The cheapest is the flour which is 80 cents, or the rice which is 1.20 Euro per kilo. They are basic foods which you can have for a daily meal. We don’t have vegetables to be a green grocer shop yet, but hopefully we will do a small cooperative with those cultivators too in the future.
Brad: In our country of Australia, raw or un-pasteurised products like dairy and alcohol are hard to get. In Greece, is this illegal to sell here or there are no problems?
Natalia: It’s no problem at all because we have raw dairy in our tradition, so it’s very odd for someone to come say “You cannot eat this, it’s not healthy for you.” Because we know it’s not unhealthy. It’s legal to sell it. We have raw butter, which we have consumed for thousands of years, so there’s no reason to cut it off. We have heard about the police raids on raw milk farmers and sellers in America and Australia, and we think we have to get a network to protect ourselves from this kind of irrational thinking. We have raw yoghurt and raw goats butter. I don’t have raw milk, only pasteurised cow milk, but I have un-pasteurised beer from a local brewery and un-pasteurised honey. We have local grown wine, two types – one with non bio-certified grapes and one with bio-certified grapes. Because Greece is a very mountainous country, we have plenty of mushrooms and herbs like for Greek mountain tea and Greek mountain oregano. And of course the Greek olive oil that we are very proud of.

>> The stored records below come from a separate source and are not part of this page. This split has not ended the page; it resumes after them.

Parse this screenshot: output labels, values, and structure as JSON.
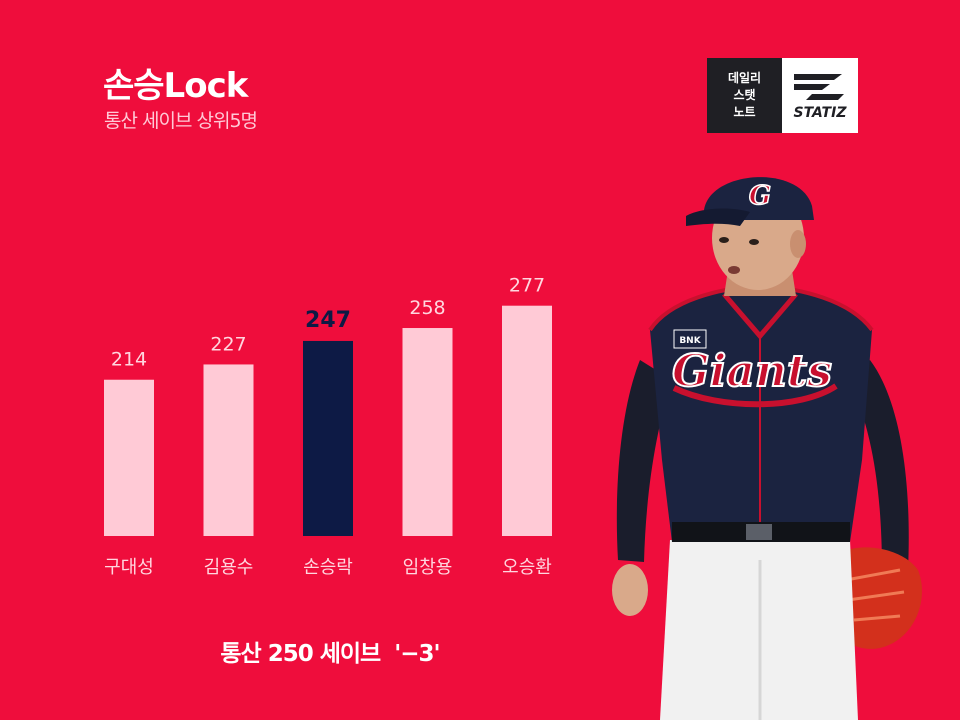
{
  "header": {
    "title": "손승Lock",
    "subtitle": "통산 세이브 상위5명"
  },
  "logo": {
    "lines": [
      "데일리",
      "스탯",
      "노트"
    ],
    "brand": "STATIZ"
  },
  "chart_data": {
    "type": "bar",
    "title": "손승Lock",
    "subtitle": "통산 세이브 상위5명",
    "categories": [
      "구대성",
      "김용수",
      "손승락",
      "임창용",
      "오승환"
    ],
    "values": [
      214,
      227,
      247,
      258,
      277
    ],
    "highlight_index": 2,
    "xlabel": "",
    "ylabel": "",
    "grid": false,
    "colors": {
      "bar": "#ffcad6",
      "highlight": "#0d1a45",
      "label": "#ffd6df",
      "highlight_label": "#0d1a45"
    }
  },
  "footnote": "통산 250 세이브  '−3'",
  "colors": {
    "background": "#ef0d3c",
    "jersey": "#1b2340"
  },
  "player": {
    "cap_logo": "G",
    "jersey_text": "Giants",
    "sponsor": "BNK"
  }
}
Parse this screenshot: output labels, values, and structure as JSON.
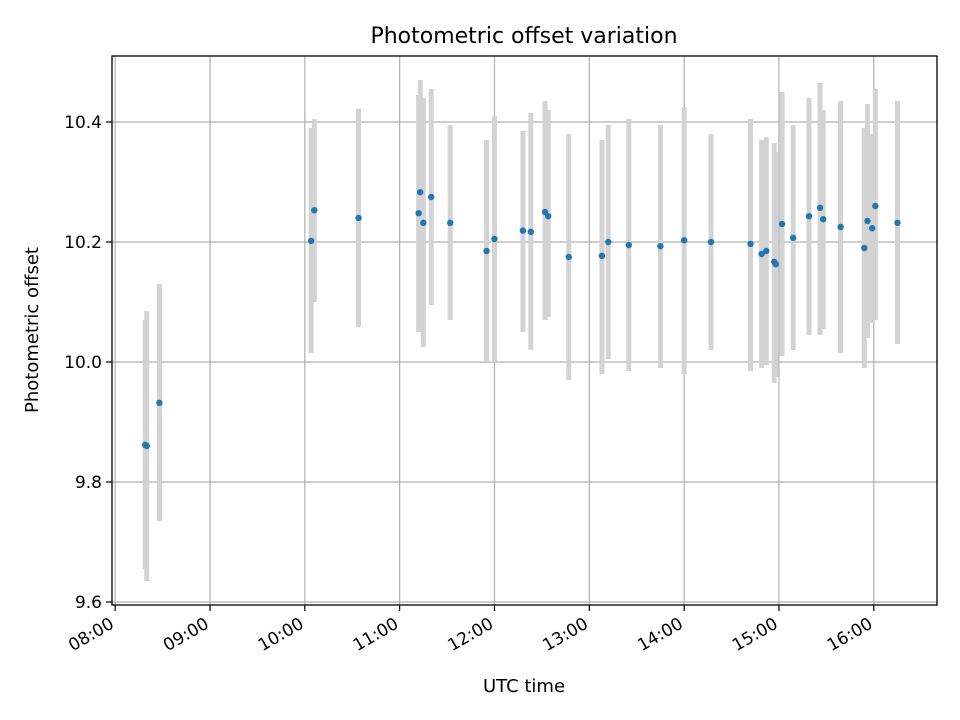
{
  "chart_data": {
    "type": "scatter",
    "title": "Photometric offset variation",
    "xlabel": "UTC time",
    "ylabel": "Photometric offset",
    "x_unit": "UTC time of day",
    "xlim": [
      "07:58",
      "16:40"
    ],
    "ylim": [
      9.595,
      10.51
    ],
    "x_ticks": [
      "08:00",
      "09:00",
      "10:00",
      "11:00",
      "12:00",
      "13:00",
      "14:00",
      "15:00",
      "16:00"
    ],
    "y_ticks": [
      9.6,
      9.8,
      10.0,
      10.2,
      10.4
    ],
    "y_tick_labels": [
      "9.6",
      "9.8",
      "10.0",
      "10.2",
      "10.4"
    ],
    "grid": true,
    "legend": "none",
    "colors": {
      "points": "#1f77b4",
      "error_bars": "#d3d3d3"
    },
    "points": [
      {
        "x": "08:19",
        "y": 9.862,
        "lo": 9.655,
        "hi": 10.07
      },
      {
        "x": "08:20",
        "y": 9.86,
        "lo": 9.635,
        "hi": 10.085
      },
      {
        "x": "08:28",
        "y": 9.932,
        "lo": 9.735,
        "hi": 10.13
      },
      {
        "x": "10:04",
        "y": 10.202,
        "lo": 10.015,
        "hi": 10.39
      },
      {
        "x": "10:06",
        "y": 10.253,
        "lo": 10.1,
        "hi": 10.405
      },
      {
        "x": "10:34",
        "y": 10.24,
        "lo": 10.058,
        "hi": 10.422
      },
      {
        "x": "11:12",
        "y": 10.248,
        "lo": 10.05,
        "hi": 10.445
      },
      {
        "x": "11:13",
        "y": 10.283,
        "lo": 10.095,
        "hi": 10.47
      },
      {
        "x": "11:15",
        "y": 10.232,
        "lo": 10.025,
        "hi": 10.44
      },
      {
        "x": "11:20",
        "y": 10.275,
        "lo": 10.095,
        "hi": 10.455
      },
      {
        "x": "11:32",
        "y": 10.232,
        "lo": 10.07,
        "hi": 10.395
      },
      {
        "x": "11:55",
        "y": 10.185,
        "lo": 10.0,
        "hi": 10.37
      },
      {
        "x": "12:00",
        "y": 10.205,
        "lo": 10.0,
        "hi": 10.41
      },
      {
        "x": "12:18",
        "y": 10.219,
        "lo": 10.05,
        "hi": 10.385
      },
      {
        "x": "12:23",
        "y": 10.217,
        "lo": 10.02,
        "hi": 10.415
      },
      {
        "x": "12:32",
        "y": 10.25,
        "lo": 10.07,
        "hi": 10.435
      },
      {
        "x": "12:34",
        "y": 10.243,
        "lo": 10.075,
        "hi": 10.42
      },
      {
        "x": "12:47",
        "y": 10.175,
        "lo": 9.97,
        "hi": 10.38
      },
      {
        "x": "13:08",
        "y": 10.177,
        "lo": 9.98,
        "hi": 10.37
      },
      {
        "x": "13:12",
        "y": 10.2,
        "lo": 10.005,
        "hi": 10.395
      },
      {
        "x": "13:25",
        "y": 10.195,
        "lo": 9.985,
        "hi": 10.405
      },
      {
        "x": "13:45",
        "y": 10.193,
        "lo": 9.99,
        "hi": 10.395
      },
      {
        "x": "14:00",
        "y": 10.203,
        "lo": 9.98,
        "hi": 10.425
      },
      {
        "x": "14:17",
        "y": 10.2,
        "lo": 10.02,
        "hi": 10.38
      },
      {
        "x": "14:42",
        "y": 10.197,
        "lo": 9.985,
        "hi": 10.405
      },
      {
        "x": "14:49",
        "y": 10.18,
        "lo": 9.99,
        "hi": 10.37
      },
      {
        "x": "14:52",
        "y": 10.185,
        "lo": 9.995,
        "hi": 10.375
      },
      {
        "x": "14:57",
        "y": 10.167,
        "lo": 9.965,
        "hi": 10.365
      },
      {
        "x": "14:58",
        "y": 10.163,
        "lo": 9.975,
        "hi": 10.35
      },
      {
        "x": "15:02",
        "y": 10.23,
        "lo": 10.01,
        "hi": 10.45
      },
      {
        "x": "15:09",
        "y": 10.207,
        "lo": 10.02,
        "hi": 10.395
      },
      {
        "x": "15:19",
        "y": 10.243,
        "lo": 10.045,
        "hi": 10.44
      },
      {
        "x": "15:26",
        "y": 10.257,
        "lo": 10.045,
        "hi": 10.465
      },
      {
        "x": "15:28",
        "y": 10.238,
        "lo": 10.055,
        "hi": 10.42
      },
      {
        "x": "15:39",
        "y": 10.225,
        "lo": 10.015,
        "hi": 10.435
      },
      {
        "x": "15:54",
        "y": 10.19,
        "lo": 9.99,
        "hi": 10.39
      },
      {
        "x": "15:56",
        "y": 10.235,
        "lo": 10.04,
        "hi": 10.43
      },
      {
        "x": "15:59",
        "y": 10.223,
        "lo": 10.065,
        "hi": 10.38
      },
      {
        "x": "16:01",
        "y": 10.26,
        "lo": 10.07,
        "hi": 10.455
      },
      {
        "x": "16:15",
        "y": 10.232,
        "lo": 10.03,
        "hi": 10.435
      }
    ]
  }
}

Brad: So far in Greece, we’ve noticed that most people have a good mindset or knowledge about the quality of food and traditional organic food. Is this the norm for people in Greece?
Natalia: I think it’s normal. Greece has always been an agricultural country, so all Greeks come from agricultural families, even one’s Grandma and Grandpa. So we are connected with the Earth. But there has been a change since 2000 with all the consuming and fast food. There is also a fast food diet here; more than 20 years of junk food. But people get informed that if they eat like that, they are going to face trouble, so if they want a natural way of getting older, they need to have a natural way of eating food and feeding the family. So we came back to our roots; it was easy because it wasn’t that long of eating that way (the fast food way). Anyway, the Mediterranean diet is well known for the health qualities and a balance between proteins meat, vegetables, eggs, fish, olive oil. So we are somehow still well connected with that. The Greek mother always cooks traditional Greek food, so we have the taste in our mouth of the Mediterranean Greek food.
Brad: What is the typical day of eating for a Greek person?
Natalia: It depends on the weather. We have different products in different seasons.
So now it’s summer, we have lots of fruits: melons, watermelons, apricots, peaches, figs, tomatoes and all the vegetables. So mainly it’s based on this – fruits and vegetables. Fish, because it’s summer time, and we are surrounded by water and have fishermen get the nice fresh fish.
We have a folk festival during the summertime, and we eat meat – goat or sheep – during the period, if people are eating meat. Because there are a lot of people who are vegetarian now in Greece, and that’s because we have a lot of choices. You know, they are near the place where they can eat a lot of vegetables, so they can forget the meat for the summer.
When the weather is warm we don’t need so much proteins. So the summer diet is more based on fruits, vegetables and salads and fish…and less meat. Meat is just on occasion in summer. Of course, the modern Greeks want meats in everyday life, which happens in every country, but I’m talking about more of the traditional way of Greek eating. In the winter, for example, we eat soups, like bean soup.
Brad: Thanks for sharing your wealth of knowledge on Greek organic food Natalia!